Civil Records, Medical Records, Photographs

Tuberculosis in Ontario

The Archives of Ontario has an online exhibit entitled Medical Records at the Archives of Ontario: Tuberculosis Records. As this exhibit notes, tuberculosis was once “a leading cause of death in the industrialized world.” In Ontario, public health efforts to control, if not eradicate, this disease involved the founding of numerous clinics and sanatoriums, the establishment of a Tuberculosis Case Register, and various public awareness campaigns, including a 1921 silent film, sponsored by the Ontario Provincial Board of Health, which carried the dire and didactic medico-moral message that it was “Her Own Fault,”

in which ‘the girl who fails in life’s struggles’ meets her downfall because of poor diet, late hours, and a penchant for fashion sales. She is soon hospitalized with tuberculosis, while her opposite, ‘the girl who succeeds,’ is promoted to forewoman at the factory.
How absolutely awful to assign such blame to the victims of tuberculosis. But interesting to note that in this 1921 film, factory work for a young woman (and even an ambition to the post of factory forewoman) was apparently depicted as something positive.
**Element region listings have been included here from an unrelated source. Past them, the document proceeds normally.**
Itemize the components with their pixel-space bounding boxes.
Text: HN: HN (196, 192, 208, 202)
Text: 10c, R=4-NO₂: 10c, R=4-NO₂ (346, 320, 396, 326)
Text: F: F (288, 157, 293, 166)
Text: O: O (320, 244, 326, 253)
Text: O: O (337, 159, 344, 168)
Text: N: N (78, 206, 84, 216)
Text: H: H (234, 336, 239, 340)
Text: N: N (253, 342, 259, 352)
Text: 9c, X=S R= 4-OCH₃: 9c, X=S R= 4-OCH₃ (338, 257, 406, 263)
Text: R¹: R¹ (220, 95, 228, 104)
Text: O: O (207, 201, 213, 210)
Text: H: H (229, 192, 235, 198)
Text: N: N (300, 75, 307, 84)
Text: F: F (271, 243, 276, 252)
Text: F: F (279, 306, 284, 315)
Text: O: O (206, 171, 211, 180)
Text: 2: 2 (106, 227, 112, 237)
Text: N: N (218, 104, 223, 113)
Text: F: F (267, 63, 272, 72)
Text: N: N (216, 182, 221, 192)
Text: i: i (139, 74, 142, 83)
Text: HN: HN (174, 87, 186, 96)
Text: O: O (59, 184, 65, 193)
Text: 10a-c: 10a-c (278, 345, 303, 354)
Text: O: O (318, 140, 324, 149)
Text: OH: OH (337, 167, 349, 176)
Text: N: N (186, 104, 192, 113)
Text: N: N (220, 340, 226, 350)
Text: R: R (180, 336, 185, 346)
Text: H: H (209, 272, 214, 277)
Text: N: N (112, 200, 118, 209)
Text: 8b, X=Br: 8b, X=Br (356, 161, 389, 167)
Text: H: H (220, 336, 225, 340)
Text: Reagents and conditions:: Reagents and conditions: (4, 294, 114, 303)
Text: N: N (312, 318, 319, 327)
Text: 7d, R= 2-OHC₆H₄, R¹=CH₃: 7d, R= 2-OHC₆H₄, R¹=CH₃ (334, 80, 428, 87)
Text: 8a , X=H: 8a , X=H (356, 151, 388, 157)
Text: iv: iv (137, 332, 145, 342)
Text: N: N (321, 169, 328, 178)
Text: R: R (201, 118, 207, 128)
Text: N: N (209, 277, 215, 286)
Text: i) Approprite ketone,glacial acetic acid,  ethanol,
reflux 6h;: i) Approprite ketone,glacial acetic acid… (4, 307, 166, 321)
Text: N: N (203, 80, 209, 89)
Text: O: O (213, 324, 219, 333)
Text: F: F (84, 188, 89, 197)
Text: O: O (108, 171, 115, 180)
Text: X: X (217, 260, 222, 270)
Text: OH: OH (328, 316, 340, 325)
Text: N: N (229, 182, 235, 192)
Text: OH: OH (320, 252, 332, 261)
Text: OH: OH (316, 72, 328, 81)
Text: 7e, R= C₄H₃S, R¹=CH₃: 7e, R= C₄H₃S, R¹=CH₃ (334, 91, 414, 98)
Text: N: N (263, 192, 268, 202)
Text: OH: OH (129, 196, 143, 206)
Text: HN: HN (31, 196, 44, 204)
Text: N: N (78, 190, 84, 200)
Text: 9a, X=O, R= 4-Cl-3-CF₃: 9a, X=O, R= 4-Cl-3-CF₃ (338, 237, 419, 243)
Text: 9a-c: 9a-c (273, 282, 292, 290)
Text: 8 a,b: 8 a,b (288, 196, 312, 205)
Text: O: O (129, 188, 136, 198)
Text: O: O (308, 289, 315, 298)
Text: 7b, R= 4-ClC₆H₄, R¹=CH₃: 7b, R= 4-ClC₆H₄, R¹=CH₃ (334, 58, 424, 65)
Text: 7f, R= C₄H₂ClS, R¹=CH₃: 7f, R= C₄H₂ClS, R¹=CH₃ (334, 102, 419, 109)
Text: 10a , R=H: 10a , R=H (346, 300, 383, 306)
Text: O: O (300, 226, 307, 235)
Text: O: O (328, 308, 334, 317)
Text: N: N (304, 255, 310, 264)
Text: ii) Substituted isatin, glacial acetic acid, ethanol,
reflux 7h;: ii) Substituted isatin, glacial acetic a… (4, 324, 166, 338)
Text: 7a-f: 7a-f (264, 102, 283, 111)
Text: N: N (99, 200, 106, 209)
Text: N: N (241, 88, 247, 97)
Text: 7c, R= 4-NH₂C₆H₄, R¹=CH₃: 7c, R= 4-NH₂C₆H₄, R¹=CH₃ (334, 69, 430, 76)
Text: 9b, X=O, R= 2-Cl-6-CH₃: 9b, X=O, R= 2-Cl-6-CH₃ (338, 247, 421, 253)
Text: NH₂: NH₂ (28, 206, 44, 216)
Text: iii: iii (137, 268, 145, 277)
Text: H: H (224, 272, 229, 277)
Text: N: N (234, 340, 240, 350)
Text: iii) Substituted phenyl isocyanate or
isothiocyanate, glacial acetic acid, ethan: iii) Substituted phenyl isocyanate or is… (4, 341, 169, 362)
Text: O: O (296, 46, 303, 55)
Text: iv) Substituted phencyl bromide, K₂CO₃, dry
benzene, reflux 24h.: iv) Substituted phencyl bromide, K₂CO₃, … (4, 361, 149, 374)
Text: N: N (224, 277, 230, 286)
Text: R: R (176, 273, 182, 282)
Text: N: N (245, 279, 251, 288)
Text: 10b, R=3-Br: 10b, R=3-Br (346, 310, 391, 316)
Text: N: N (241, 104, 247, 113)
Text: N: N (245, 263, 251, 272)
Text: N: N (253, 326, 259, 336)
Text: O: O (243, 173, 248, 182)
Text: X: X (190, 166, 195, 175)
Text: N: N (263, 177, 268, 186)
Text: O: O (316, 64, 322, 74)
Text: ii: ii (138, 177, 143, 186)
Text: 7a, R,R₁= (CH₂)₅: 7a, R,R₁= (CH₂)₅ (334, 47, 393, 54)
In my family tree, those who died of tuberculosis include my great-grandfather Arthur Joseph McGlade; my great-aunt Margaret Hilda Lahey; my 2x great-aunt Mary Ann Killeen; my 3x great-aunt Julia Moran; and my first cousin twice removed Charles Alexander Sullivan. The cause of death for these people (sometimes listed as “tuberculosis” or “pulmonary tuberculosis,” sometimes as “consumption”) is taken from the Ontario civil registration of their deaths.
The central subject of this haunting photograph is a man whose name I do not (yet) know. He was, as per the note on the back of the photograph, “Auntie Anne’s first husband,” and the photo was taken “at the sanatorium” (but which sanatorium? and where?), where he was obviously a patient. Click thumbnail to see larger image:
 mcglade_derouin_anne_firsthusband_sanatorium.jpg
Left to right: Delia Lucie Derouin; Jack (John Eugene) McGlade; Unknown; Anna Matilda Derouin. At a sanatorium, presumably in Ontario; late 1930s to mid-1940s?
Auntie Anne was Anna Matilda Derouin, the younger sister of my maternal grandmother Delia Lucie (Derouin) McGlade. Her second husband was a Walter (“Woddy”) McIlquham, whom I met as a child and who is associated in my mind with the town of Carleton Place (Lanark Co., Ontario). I did not know she had had a first husband until I came across the above photograph. My mother cannot recall his name, but thinks he died of tuberculosis.